Taiwan's Digital Ministry said it would call representatives from one of Taiwan's largest bookstores following a complaint from a customer who said she received a call from someone investigating her reading habits after purchasing it.
< p>Cynthia Yang, deputy executive director of Taiwanese non-profit organization Here I Stand Project, said she received a call from someone claiming to be a Taiwanese public opinion pollster who works at a bookstore and conducts a survey about “confidential reading materials.”
Caller . insisted on the opinion
According to Taiwan Central News Agency, she said that the caller kept insisting that “military unification (between China and Taiwan) is imminent” and insisted on her opinion on the book.
< p>The man said, “The Chinese military is strong, so Taiwan cannot win the war,” Ms. Yang said, adding that he has repeatedly said that “the US will not help” and that “Taiwanese soldiers are afraid to fight.”
>< p>Beijing claims Taiwan is its own territory despite the fact that the Chinese communist government has never run a democracy of 23.5 million people and has threatened forced unification unless Taipei agrees to join China peacefully.
The book refutes the notion that China will easily win the conflict over the Taiwan Strait.
Appeals “seek to promote communist views”;
Ms. Yang said that the tone of the conversation led her to believe that the call might have come from a well-organized Chinese group seeking to influence the Taiwanese and advance the Communist Party's view of Taiwan.
State Party members of Taiwan Construction, who held a press conference with Ms.
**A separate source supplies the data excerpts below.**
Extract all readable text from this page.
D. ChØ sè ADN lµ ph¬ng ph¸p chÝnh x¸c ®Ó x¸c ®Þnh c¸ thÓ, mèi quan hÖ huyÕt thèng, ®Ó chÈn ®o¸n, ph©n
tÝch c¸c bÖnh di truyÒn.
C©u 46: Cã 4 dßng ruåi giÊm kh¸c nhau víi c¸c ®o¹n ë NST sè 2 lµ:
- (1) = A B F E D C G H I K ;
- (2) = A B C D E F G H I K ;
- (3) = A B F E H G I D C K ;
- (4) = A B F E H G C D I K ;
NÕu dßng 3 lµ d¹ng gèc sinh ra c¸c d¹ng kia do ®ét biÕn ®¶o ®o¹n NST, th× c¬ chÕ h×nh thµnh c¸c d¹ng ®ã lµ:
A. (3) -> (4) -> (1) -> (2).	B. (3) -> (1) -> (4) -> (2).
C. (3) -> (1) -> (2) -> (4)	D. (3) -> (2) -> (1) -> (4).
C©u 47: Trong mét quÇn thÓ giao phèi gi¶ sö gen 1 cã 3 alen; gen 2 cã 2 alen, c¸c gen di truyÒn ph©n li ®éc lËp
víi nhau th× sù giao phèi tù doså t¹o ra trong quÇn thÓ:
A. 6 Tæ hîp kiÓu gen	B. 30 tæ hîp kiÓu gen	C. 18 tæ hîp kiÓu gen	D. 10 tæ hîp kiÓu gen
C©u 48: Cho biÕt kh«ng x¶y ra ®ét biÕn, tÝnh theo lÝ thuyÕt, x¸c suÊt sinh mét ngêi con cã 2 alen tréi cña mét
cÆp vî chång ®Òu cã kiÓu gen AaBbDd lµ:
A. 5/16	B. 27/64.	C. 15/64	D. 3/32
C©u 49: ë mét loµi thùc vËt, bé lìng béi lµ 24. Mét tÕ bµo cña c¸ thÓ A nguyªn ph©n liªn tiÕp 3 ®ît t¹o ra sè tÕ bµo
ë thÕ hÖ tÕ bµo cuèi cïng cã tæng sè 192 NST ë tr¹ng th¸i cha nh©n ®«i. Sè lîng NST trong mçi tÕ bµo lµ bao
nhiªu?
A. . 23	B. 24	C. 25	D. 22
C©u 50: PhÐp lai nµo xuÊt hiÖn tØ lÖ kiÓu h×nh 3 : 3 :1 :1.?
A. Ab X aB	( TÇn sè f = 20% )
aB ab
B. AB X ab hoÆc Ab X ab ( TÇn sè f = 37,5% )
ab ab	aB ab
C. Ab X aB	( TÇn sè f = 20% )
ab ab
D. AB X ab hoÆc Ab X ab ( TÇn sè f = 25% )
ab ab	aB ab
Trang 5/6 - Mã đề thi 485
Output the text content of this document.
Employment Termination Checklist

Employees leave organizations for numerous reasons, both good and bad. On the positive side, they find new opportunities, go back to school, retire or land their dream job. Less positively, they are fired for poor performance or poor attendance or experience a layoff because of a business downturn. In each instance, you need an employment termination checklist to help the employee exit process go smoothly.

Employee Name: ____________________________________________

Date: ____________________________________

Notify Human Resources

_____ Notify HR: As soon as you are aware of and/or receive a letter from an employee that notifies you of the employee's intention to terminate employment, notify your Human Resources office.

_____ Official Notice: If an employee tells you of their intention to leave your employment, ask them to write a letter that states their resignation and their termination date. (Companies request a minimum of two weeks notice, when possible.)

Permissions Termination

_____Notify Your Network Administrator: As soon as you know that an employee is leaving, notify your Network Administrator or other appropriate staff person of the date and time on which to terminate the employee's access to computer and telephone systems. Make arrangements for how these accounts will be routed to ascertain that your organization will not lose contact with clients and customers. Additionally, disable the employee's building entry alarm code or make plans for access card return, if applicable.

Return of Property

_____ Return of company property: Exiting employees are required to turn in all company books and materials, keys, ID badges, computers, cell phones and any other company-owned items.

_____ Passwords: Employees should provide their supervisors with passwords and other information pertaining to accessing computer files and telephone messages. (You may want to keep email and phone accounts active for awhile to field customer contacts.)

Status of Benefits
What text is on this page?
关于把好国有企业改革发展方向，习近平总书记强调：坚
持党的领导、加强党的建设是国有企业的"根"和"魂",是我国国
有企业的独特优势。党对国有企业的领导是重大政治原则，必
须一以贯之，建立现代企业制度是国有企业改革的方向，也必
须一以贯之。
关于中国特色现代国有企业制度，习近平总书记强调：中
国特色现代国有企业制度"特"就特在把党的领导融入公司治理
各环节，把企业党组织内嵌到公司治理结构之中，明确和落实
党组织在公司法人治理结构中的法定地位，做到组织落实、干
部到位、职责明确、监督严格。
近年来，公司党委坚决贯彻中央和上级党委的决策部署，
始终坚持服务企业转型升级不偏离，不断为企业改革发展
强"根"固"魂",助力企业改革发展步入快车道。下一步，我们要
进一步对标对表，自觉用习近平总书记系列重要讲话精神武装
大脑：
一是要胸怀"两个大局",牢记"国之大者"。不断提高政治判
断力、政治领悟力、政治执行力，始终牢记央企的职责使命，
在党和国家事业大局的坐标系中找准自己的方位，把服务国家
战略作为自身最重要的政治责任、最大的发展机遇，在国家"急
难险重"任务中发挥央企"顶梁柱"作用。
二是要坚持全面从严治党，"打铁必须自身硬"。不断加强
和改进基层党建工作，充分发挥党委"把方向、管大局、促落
Yang, wondered how her details could have been leaked after she bought the book online.
Taiwan authorities are on edge over the alleged operations China to influence in the run-up to the presidential election. elections in 2024 as the country has long been at the forefront of targeted disinformation campaigns.
The Ministry of Digital Affairs responded by contacting bookstore representatives for clarification.
By contacting CNA, Book the store said it will continue to strengthen the security of its data and regularly remind its customers about the spread of fraud.